La série Fugues constitue un point central, un pivot de la pratique de Bernadet. D'un côté, il s'agit d'une démarche formelle où l'artiste explore son intérêt pour la couleur dans une tradition de la peinture coloriste et optique héritée d'artistes européens et américains tels que Claude Monet, Édouard Vuillard et Odilon Redon et, plus récemment, Josh Smith ou Joe Bradley. Sur le plan conceptuel, ces tableaux illustrent la recherche et les questionnements de Bernadet sur la nature de la perception. Comme ses prédécesseurs coloristes, Bernadet joue sur la façon dont les couleurs et leurs interactions réveillent nos sens et nous permettent de réfléchir en retour sur la nature de cette activation sensorielle, phénomène constaté alors que nous sommes, par nous-mêmes et par l’artiste, conditionnés comme les produits d'un temps et d'un lieu donnés.

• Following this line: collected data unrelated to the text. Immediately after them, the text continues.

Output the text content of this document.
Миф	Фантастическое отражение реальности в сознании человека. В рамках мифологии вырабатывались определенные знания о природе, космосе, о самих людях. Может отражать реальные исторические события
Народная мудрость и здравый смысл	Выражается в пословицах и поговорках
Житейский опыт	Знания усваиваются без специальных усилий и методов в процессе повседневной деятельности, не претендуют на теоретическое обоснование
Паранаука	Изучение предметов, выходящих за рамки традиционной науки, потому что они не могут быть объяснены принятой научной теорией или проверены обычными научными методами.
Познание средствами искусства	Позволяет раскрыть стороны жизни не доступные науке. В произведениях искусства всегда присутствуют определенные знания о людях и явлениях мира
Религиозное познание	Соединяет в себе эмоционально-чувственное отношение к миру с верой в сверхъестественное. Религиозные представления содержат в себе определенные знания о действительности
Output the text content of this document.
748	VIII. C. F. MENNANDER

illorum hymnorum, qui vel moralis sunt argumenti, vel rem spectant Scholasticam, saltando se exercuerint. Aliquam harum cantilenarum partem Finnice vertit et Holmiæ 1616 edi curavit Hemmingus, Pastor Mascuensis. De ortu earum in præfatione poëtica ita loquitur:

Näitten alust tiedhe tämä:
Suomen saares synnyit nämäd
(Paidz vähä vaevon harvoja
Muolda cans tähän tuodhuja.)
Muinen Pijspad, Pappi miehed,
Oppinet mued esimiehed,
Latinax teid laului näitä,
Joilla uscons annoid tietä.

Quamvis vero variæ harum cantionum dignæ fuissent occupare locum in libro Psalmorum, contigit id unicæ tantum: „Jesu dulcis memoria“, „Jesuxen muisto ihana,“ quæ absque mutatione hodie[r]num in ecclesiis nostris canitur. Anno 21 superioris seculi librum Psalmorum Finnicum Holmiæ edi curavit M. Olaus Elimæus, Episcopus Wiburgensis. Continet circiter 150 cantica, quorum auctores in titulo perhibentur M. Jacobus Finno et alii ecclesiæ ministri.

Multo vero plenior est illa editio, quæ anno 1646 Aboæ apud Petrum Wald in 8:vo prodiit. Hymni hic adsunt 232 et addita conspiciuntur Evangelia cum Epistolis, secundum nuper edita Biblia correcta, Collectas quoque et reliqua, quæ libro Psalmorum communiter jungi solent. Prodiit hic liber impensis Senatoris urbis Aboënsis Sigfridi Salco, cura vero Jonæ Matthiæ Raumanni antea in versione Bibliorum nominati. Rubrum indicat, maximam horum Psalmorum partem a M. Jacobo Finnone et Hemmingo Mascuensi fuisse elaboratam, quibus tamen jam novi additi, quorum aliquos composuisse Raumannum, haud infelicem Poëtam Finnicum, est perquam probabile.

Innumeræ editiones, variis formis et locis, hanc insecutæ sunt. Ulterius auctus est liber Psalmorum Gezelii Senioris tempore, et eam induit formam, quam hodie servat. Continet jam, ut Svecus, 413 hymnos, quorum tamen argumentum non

En ce moment qui est le nôtre, les images, les couleurs et les formes qui les composent sont devenues partie intégrante du système circulatoire de la condition “en réseau”, porteuses de nouvelles significations et connections. Ainsi, Bernadet explore notamment la façon dont les couleurs propres aux écrans (matérialité des cristaux liquides rétroéclairés), saturées et artificielles, affectent cette circulation. C'est aussi en cela qu'il demeure un peintre non figuratif, sachant que cette forme de méta-critique est beaucoup plus efficace que toute forme de microgestion d'images spécifiques. Bernadet étend ce principe à toute sa pratique, non seulement par la façon dont la couleur se répand sur la toile comme sur les céramiques, mais aussi par la façon dont, dans ces oeuvres tridimensionnelles, il explore la fusion de l'image et de l’objet qui deviennent indissociables. La couleur, mais aussi la déformation physique inhérente au processus de cuisson, effacent les contours qui nous permettraient de distinguer un objet de son environnement.
Ainsi, dans la nouvelle série d'œuvres présentées dans cette exposition aux côtés des Fugues, Bernadet peint d’abord un fond constitué d’aplats et de dégradés de couleur, comme lorsqu'il commence les Fugues, puis utilise un rouleau pour étaler de la peinture noire en bandes linéaires traversant toute la surface du tableau. La surface est fragmentée en facettes, ce qui révèle mais aussi oblitère les explosions de couleurs atmosphériques emblématiques de Bernadet, gênant notre vision à percevoir facilement ce qui semble exister derrière ces marques noires rendues de façon mécanique; tout en montrant comment peut évoluer le travail de Bernadet, par expansion et révision simultanées.